All of lore.kernel.org
 help / color / mirror / Atom feed
* [PATCH 1/6] habanalabs/gaudi: don't use disabled ports in collective wait
@ 2021-06-06  8:23 Oded Gabbay
  2021-06-06  8:23 ` [PATCH 2/6] habanalabs/gaudi: add FW alive event support Oded Gabbay
                   ` (4 more replies)
  0 siblings, 5 replies; 6+ messages in thread
From: Oded Gabbay @ 2021-06-06  8:23 UTC (permalink / raw)
  To: linux-kernel; +Cc: Ofir Bitton

From: Ofir Bitton <obitton@habana.ai>

In the collective wait, we put jobs on the QMANs of all the NICs. The
code takes into account if a port is disabled only in case of PCI card.
When this info arrives from the f/w, the code doesn't take it into
account, and it tries to schedule jobs on NICs that aren't enabled and
thats a bug.

To fix this, after the f/w sends us the list of disabled ports, we
update the state of the QMANs according to that list. In addition,
we need to update the HW_CAP bits so the collective wait operation
will not try to use those QMANs. We also need to update the collective
master monitor mask.

Moreover, we need to add a protection for such future cases and in case
the user will try to submit work to those QMANs.
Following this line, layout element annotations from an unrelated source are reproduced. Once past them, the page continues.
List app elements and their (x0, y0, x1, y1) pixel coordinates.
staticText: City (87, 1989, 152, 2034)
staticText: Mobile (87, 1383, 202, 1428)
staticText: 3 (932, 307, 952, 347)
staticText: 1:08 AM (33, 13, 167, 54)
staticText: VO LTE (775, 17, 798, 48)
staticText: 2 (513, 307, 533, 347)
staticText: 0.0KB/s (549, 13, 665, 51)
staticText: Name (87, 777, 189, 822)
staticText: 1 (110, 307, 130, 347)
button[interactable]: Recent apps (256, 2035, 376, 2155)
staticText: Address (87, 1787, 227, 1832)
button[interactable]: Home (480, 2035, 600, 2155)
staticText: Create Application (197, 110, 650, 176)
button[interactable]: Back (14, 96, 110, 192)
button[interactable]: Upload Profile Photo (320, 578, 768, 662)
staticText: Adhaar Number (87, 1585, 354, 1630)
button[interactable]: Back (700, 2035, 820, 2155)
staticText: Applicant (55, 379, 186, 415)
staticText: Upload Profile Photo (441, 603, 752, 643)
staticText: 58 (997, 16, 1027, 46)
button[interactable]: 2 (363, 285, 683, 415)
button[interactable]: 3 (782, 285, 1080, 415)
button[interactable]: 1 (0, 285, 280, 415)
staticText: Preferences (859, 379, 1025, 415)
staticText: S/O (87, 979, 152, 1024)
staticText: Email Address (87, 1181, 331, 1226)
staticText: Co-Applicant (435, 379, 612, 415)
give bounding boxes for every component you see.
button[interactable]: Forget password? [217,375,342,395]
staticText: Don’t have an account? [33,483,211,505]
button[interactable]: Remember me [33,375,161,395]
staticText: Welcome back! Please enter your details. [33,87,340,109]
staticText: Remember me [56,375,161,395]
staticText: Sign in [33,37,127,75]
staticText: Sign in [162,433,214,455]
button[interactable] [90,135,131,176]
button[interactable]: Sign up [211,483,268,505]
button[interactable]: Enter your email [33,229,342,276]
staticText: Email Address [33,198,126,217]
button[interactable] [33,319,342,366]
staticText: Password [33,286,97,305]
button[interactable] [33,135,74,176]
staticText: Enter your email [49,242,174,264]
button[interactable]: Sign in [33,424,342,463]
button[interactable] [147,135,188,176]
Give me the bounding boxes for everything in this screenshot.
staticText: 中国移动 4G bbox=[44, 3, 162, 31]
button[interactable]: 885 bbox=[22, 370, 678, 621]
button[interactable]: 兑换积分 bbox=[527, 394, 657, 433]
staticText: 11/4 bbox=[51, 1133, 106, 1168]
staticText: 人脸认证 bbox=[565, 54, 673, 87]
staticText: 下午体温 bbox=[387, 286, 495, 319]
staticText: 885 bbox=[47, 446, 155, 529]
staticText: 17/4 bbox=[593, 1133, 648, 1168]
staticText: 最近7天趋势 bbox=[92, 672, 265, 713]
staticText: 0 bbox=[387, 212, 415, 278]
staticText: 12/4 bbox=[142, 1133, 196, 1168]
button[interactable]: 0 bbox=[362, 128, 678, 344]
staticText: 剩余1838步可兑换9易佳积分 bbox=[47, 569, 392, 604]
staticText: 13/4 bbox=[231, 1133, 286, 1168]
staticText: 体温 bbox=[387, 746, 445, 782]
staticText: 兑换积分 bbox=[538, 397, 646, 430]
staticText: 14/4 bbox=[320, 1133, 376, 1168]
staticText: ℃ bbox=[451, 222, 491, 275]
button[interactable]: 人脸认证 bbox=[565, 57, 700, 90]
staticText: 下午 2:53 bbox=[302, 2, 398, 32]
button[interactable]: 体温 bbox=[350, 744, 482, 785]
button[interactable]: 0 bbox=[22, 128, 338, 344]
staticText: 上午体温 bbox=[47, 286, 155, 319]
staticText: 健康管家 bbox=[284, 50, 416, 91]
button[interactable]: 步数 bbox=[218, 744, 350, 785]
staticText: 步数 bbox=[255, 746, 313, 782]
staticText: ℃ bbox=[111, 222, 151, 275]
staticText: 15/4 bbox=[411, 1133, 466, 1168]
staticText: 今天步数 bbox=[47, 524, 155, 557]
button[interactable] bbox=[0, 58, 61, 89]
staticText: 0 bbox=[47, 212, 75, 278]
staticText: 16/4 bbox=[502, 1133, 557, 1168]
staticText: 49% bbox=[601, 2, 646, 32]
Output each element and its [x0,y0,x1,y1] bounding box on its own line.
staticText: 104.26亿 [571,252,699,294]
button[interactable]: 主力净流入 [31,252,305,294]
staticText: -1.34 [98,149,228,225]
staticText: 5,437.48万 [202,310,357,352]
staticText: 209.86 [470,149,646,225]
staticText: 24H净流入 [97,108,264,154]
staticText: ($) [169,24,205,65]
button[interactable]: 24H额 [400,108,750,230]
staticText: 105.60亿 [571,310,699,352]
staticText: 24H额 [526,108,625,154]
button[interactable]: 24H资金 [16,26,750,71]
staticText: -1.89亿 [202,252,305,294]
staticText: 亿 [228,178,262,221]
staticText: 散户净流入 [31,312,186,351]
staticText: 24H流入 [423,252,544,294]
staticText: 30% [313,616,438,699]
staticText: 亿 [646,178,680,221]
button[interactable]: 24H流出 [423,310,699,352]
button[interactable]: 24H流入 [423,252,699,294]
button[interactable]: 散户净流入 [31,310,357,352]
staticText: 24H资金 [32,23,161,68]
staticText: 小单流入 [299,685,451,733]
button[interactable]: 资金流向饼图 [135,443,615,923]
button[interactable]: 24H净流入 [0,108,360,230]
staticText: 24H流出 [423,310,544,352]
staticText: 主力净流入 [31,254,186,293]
Signed-off-by: Ofir Bitton <obitton@habana.ai>
Reviewed-by: Oded Gabbay <ogabbay@kernel.org>
Signed-off-by: Oded Gabbay <ogabbay@kernel.org>
---
 drivers/misc/habanalabs/gaudi/gaudi.c | 219 +++++++++-----------------
 1 file changed, 71 insertions(+), 148 deletions(-)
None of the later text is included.